Below, we identify the top 10 supply chain risks managing multiple contract electronics manufacturing partners

  1. Managing multiple contract electronics services suppliers increases the risk of a supplier failing to meet demand or experiencing disruptions, which can cause delays or disruptions in the equipment manufacturer’s supply chain.
  2. Risk of political instability or natural disasters. Sourcing from multiple contract electronics services suppliers in different regions increases the risk of disruptions caused by political instability or natural disasters.
  3. Managing multiple suppliers may require coordinating transportation from multiple locations, which can increase the risk of delays.
  4. Managing multiple contract electronics services suppliers increases the risk of quality issues as it can be difficult to ensure that all suppliers meet the same quality standards. There is no such thing as a digital twin.
  5. Sourcing from multiple contract electronics services suppliers may result in longer lead times as it can take longer to coordinate delivery from multiple suppliers.
  6. Risk of inventory holding costs can also arise. When sourcing finished goods inventory (FGI) from multiple contract electronics services suppliers can make things more complex and may result in higher inventory holding costs.
  7. Administrative overhead burden and risk also increases when managing multiple suppliers plus, contracts can be more time-consuming and may result in increased administrative burden.
  8. Sourcing from multiple supplier geographies may require compliance with additional customs and import/export regulations, which can increase the risk of manufacturing supply chain disruptions.
  9. Risk of increased intellectual property infringement can also surface when managing multiple suppliers.

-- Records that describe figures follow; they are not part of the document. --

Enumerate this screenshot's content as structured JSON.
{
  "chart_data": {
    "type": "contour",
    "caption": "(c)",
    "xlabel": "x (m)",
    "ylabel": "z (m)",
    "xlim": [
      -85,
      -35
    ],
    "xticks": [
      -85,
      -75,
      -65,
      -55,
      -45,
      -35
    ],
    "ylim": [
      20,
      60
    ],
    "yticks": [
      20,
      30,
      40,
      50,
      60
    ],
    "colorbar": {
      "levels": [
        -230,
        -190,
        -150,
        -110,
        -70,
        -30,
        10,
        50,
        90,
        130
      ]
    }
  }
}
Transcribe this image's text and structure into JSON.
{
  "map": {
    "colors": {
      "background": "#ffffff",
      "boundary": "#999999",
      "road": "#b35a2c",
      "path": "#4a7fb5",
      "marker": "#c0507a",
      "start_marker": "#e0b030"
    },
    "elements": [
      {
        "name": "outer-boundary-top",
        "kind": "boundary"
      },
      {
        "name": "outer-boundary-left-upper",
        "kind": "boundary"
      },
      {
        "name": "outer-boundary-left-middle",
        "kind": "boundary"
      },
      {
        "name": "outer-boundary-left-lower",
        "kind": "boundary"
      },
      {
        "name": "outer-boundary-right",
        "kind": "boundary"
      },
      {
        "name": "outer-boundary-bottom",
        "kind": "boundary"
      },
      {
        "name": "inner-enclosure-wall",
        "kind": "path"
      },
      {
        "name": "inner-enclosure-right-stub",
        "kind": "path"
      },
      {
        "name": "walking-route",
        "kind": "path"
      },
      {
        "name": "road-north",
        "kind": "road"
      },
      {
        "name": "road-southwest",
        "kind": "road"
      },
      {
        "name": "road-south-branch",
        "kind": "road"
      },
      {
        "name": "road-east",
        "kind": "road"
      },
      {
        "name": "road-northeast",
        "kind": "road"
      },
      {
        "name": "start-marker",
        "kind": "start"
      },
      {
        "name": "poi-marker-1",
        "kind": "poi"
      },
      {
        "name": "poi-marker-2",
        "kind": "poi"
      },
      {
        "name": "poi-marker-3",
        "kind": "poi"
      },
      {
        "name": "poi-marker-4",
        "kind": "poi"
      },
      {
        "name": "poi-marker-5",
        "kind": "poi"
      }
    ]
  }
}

Many in industry feel this risk is more tied to working with electronics design manufacturers (ODM) but Venture Outsource feels every supplier should be managed against intellectual property infringement, knowing it can be difficult to ensure that all suppliers are compliant with IP laws and regulations.
  10. Lastly, managing multiple contract electronics suppliers does increase the risk of becoming overly dependent on a single supplier, with the majority of your manufacturing program which can also lead to disruptions in the supply chain.